Sheek requested a trial, and through his appointed counsel challenged the board’s finding that he met the criterion that “[t]he prisoner has been in treatment for the severe mental disorder for 90 days or more within the year prior to the prisoner’s parole or release.”

Judge Douglas M. Elwell granted Sheek a dismissal prior to the trial, ruling that the district attorney could not prove Sheek met the 90-day criterion. He cited the proffered testimony of the district attorney’s psychiatric expert.

Dr. Mendel Feldsher explained that Sheek suffered from two separate mental illnesses, depressive disorder and pedophilia. His depression, for which he was treated with the drug Zoloft, was in remission by the date of the Board of Prison Terms hearing, Feldsher opined, but the pedophilia—which had been diagnosed less than four months before the hearing—was not.
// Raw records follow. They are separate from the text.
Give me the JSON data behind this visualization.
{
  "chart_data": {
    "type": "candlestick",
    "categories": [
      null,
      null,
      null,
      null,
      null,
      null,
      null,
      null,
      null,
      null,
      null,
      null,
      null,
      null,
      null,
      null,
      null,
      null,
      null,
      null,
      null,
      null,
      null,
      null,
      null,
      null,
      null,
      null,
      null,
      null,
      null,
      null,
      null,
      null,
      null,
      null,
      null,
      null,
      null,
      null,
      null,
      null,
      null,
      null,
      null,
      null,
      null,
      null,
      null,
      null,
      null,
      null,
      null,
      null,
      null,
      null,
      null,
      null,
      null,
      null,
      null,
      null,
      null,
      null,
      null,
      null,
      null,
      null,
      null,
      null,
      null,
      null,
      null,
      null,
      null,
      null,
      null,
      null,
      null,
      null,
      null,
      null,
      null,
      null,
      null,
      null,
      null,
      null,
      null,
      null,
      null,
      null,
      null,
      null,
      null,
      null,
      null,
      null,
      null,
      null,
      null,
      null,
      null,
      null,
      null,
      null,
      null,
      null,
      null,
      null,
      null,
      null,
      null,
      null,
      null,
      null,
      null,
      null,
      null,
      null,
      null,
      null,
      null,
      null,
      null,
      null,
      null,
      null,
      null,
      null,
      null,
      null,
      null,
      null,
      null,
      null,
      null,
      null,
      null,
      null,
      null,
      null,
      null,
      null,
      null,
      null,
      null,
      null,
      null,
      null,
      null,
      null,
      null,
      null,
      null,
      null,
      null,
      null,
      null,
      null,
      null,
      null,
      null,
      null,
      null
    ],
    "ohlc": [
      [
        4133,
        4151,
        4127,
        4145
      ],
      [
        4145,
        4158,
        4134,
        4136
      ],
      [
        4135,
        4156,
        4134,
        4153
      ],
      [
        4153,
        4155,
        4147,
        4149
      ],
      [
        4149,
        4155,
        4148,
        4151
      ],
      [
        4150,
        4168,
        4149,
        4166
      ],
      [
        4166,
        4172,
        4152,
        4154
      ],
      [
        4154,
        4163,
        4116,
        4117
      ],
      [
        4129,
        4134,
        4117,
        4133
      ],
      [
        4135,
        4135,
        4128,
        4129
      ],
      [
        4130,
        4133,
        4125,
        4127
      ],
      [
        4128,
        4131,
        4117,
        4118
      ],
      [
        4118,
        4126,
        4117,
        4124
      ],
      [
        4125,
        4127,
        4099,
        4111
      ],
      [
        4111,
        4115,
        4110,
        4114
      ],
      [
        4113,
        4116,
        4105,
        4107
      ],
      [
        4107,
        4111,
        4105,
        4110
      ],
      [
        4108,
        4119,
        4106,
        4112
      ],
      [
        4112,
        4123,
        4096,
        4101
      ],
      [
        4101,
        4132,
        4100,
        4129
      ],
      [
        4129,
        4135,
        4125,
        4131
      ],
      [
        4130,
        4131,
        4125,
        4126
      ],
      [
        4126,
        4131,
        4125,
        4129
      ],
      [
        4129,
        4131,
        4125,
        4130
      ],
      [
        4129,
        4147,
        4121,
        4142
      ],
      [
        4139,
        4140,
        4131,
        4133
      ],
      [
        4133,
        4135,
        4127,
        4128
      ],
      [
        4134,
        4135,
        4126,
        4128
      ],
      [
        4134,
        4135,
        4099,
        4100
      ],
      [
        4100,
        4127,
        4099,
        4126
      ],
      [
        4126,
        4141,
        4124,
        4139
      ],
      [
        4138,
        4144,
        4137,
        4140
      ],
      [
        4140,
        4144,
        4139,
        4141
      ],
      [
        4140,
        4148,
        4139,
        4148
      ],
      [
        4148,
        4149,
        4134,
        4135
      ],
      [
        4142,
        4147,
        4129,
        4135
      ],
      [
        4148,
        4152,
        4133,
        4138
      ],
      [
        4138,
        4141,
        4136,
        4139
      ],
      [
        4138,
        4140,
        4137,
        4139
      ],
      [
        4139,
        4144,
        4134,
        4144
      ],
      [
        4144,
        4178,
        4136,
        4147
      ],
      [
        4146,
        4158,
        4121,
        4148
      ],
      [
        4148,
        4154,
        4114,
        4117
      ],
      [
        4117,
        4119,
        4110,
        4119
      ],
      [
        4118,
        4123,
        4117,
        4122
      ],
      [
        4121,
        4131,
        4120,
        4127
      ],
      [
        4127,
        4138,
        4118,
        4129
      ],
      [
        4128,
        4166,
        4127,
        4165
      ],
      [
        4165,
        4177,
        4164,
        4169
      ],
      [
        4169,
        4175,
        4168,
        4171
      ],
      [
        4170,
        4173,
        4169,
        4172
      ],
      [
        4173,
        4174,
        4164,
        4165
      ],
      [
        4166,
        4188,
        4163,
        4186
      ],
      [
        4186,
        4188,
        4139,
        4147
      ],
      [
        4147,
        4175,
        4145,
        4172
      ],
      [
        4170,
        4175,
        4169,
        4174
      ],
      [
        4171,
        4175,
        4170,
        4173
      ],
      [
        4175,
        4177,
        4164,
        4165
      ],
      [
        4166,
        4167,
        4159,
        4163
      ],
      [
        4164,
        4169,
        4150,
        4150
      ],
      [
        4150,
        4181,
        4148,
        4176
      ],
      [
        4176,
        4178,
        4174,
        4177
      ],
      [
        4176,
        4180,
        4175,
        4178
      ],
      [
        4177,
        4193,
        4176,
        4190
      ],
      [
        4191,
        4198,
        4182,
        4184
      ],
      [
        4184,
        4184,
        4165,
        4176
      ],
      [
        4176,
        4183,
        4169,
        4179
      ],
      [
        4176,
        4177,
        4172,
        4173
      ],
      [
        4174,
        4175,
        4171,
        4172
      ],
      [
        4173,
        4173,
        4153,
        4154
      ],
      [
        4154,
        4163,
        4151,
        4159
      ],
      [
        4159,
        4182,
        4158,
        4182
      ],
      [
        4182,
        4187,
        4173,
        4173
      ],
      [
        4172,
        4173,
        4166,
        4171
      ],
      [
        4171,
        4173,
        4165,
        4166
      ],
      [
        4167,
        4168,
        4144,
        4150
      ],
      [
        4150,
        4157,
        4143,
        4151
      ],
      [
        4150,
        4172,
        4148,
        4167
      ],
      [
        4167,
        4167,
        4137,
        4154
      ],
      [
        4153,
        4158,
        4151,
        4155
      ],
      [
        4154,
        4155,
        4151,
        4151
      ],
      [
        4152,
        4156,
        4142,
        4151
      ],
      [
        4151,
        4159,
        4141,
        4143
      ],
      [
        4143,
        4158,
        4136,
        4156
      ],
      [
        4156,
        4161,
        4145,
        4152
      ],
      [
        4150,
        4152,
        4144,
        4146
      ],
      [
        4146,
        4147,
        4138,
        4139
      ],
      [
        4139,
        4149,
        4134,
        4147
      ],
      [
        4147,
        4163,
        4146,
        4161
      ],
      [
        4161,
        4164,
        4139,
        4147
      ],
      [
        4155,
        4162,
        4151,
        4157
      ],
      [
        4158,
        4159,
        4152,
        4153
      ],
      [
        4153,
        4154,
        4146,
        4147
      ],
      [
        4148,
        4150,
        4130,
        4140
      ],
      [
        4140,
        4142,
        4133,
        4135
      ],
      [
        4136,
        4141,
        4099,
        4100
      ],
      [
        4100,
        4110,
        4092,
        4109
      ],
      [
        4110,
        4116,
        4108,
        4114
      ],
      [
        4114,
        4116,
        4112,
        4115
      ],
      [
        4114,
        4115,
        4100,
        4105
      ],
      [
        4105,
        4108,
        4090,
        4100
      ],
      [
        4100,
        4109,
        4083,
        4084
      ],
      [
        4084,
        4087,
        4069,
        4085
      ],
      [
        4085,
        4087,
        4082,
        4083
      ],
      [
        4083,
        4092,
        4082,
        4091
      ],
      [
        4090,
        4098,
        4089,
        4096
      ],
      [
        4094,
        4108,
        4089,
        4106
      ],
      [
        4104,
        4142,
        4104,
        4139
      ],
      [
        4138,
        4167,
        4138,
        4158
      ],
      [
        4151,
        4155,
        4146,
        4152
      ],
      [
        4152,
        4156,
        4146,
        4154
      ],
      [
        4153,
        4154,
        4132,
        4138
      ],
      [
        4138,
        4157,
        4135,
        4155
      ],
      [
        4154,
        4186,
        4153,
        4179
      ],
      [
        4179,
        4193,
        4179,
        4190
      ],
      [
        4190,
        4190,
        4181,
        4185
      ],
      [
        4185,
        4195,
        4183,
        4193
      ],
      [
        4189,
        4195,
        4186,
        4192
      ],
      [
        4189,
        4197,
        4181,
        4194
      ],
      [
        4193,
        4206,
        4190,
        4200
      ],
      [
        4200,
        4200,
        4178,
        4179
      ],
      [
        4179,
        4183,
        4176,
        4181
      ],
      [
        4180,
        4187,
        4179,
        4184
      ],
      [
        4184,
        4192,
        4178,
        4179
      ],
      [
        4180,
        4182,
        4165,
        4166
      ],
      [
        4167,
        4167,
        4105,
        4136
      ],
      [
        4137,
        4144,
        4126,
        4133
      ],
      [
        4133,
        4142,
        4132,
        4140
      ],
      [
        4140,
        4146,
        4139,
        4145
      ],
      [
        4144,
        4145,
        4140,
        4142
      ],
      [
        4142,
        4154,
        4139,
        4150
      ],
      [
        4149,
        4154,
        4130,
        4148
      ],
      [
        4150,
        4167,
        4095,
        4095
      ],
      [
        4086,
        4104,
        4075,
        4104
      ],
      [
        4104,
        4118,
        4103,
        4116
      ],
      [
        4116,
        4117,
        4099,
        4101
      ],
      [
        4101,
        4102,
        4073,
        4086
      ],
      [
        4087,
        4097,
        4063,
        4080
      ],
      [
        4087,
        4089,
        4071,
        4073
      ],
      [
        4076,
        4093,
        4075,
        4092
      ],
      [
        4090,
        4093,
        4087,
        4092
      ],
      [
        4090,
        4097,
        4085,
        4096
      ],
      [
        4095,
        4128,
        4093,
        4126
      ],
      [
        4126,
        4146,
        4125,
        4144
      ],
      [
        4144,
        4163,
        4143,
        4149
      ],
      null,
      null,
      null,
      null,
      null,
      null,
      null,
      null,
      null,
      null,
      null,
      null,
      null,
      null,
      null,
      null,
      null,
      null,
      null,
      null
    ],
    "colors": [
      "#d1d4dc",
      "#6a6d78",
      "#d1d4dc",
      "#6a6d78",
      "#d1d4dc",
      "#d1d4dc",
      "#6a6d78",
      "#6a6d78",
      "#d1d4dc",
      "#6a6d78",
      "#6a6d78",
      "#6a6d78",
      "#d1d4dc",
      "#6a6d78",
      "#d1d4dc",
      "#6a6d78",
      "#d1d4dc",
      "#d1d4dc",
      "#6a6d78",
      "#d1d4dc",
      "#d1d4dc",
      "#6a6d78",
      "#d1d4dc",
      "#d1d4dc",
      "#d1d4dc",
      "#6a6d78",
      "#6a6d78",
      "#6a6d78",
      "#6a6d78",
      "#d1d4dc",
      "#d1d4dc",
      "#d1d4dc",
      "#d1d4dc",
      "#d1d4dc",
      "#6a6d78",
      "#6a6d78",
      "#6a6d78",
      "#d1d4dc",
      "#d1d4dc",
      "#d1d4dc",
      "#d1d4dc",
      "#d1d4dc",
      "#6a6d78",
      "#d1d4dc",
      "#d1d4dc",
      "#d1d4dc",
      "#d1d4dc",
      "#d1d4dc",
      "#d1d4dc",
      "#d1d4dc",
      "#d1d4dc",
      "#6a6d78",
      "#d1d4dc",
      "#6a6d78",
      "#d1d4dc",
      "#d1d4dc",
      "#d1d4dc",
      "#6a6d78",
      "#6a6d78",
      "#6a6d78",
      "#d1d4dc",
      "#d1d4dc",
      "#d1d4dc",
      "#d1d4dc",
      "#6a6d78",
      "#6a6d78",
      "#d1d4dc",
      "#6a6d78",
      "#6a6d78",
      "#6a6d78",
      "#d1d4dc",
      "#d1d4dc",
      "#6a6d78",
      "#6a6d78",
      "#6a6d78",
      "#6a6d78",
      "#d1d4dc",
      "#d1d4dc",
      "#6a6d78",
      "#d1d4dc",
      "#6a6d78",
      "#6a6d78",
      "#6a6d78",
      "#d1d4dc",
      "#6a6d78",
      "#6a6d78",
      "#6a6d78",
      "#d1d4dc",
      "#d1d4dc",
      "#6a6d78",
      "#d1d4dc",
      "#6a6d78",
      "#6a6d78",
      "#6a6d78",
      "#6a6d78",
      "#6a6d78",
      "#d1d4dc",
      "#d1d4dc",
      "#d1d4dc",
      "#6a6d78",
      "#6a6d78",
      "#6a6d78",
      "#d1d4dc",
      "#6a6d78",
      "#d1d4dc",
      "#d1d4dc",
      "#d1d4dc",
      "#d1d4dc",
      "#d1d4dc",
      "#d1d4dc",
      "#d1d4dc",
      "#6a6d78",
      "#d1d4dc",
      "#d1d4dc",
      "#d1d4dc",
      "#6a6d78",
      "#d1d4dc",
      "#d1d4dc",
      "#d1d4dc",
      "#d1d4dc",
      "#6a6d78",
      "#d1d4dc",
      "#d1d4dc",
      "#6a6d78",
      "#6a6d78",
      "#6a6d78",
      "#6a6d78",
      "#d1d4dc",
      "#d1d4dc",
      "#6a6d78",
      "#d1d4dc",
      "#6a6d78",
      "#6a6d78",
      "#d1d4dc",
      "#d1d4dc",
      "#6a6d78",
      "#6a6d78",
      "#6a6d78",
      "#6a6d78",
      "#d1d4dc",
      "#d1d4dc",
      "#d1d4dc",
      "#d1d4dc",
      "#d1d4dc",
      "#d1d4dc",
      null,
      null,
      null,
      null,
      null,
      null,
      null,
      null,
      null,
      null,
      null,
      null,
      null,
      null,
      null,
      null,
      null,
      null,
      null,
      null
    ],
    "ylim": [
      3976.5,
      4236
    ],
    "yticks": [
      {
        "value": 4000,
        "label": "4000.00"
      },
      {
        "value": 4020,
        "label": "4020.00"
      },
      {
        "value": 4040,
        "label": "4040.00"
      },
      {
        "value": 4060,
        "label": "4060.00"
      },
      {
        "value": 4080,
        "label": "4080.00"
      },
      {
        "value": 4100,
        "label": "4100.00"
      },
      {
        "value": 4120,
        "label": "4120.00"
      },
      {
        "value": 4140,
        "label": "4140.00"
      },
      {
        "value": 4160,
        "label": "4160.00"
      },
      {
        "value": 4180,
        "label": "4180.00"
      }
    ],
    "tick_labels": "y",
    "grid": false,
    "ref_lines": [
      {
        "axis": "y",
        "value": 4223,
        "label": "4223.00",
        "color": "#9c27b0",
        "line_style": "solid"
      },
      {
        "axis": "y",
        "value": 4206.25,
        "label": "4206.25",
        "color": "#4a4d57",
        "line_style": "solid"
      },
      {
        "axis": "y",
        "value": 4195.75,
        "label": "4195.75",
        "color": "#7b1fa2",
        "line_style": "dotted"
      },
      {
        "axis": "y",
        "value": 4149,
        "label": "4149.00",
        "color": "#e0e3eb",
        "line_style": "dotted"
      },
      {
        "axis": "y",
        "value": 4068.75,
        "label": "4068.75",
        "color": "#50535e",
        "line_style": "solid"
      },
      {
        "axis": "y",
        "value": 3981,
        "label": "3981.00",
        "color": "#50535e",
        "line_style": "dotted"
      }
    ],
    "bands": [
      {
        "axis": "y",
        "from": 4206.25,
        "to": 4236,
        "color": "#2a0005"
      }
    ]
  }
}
Zoloft, Feldsher added, has benefits in treating pedophiles. On cross-examination, however, the doctor acknowledged that Sheek had never been specifically treated for pedophilia prior to his board hearing and that his case manager had certified—more than a month after the diagnosis was made—that no treatment was necessary.

Justice Thomas Hollenhorst, writing for the Court of Appeal, said the trial judge was correct. The statute, he said, does not allow prosecutors to “to bootstrap the treatment defendant received for his depressive disorder, which was indisputably in remission...onto defendant’s [belatedly diagnosed] pedophilia.”

The justice also rejected the district attorney’s contention that the statute does not allow the judge to dispose of a case prior to trial.

While there is no specific provision authorizing pretrial dismissals of MDO cases, Hollenhorst explained, they are within the inherent discretion of the court. The exercise of such discretion in appropriate, the justice said, “when, as here, the evidence raises purely legal issues.”

Even if erroneous, Hollenhorst added, the dismissal was harmless because the district attorney could not have proven the 90-day criterion at trial.

The case is People v. Sheek, E034840.